1/3 cup extra-virgin olive oil
2 garlic cloves, minced
Salt and pepper, to taste
¼ t. red pepper flakes
2 ears sweet corn, husks and silk removed
3 zucchini (about 1 ½ lbs. total)
2 T. chopped fresh basil
4 t. fresh lemon juice
2 oz. feta cheese, crumbled (about ½ cup)
Whisk oil, garlic, ½ t. salt, ½ t. pepper and pepper flakes together in a large bowl. Brush corn with 1 T. oil mixture. Cut zucchini into planks that are 1/2” thick and toss with remaining oil mixture.

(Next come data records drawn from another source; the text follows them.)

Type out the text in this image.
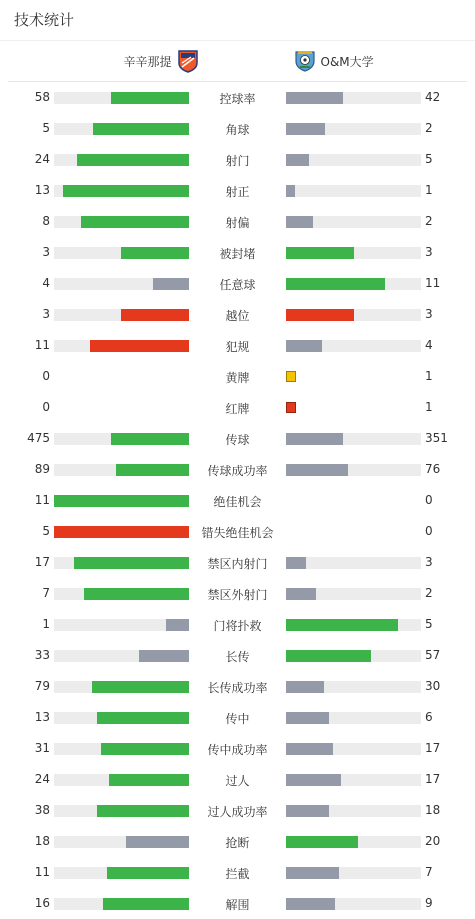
技术统计
辛辛那提	O&M大学
58	控球率	42
5	角球	2
24	射门	5
13	射正	1
8	射偏	2
3	被封堵	3
4	任意球	11
3	越位	3
11	犯规	4
0	黄牌	1
0	红牌	1
475	传球	351
89	传球成功率	76
11	绝佳机会	0
5	错失绝佳机会	0
17	禁区内射门	3
7	禁区外射门	2
1	门将扑救	5
33	长传	57
79	长传成功率	30
13	传中	6
31	传中成功率	17
24	过人	17
38	过人成功率	18
18	抢断	20
11	拦截	7
16	解围	9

Start a grill (charcoal or gas) until hot. Clean the cooking grate. Place corn and zucchini on grill, and reserve any oil mixture remaining in the zucchini bowl. Grill, uncovered, turning corn every 2-3 minutes until kernels are lightly charred all over, 10-15 minutes. Zucchini will take about 4-8 minutes per side and should be browned but not mushy.
Transfer grilled vegetables to cutting board. Cut kernels from cobs. Cut zucchini on a bias into ½” thick slices. Add vegetables to bowl with reserved oil mixture. Add basil and lemon juice and toss to combine. Season with salt and pepper to taste. Transfer to a serving platter and sprinkle with feta cheese. Serve warm or at room temperature.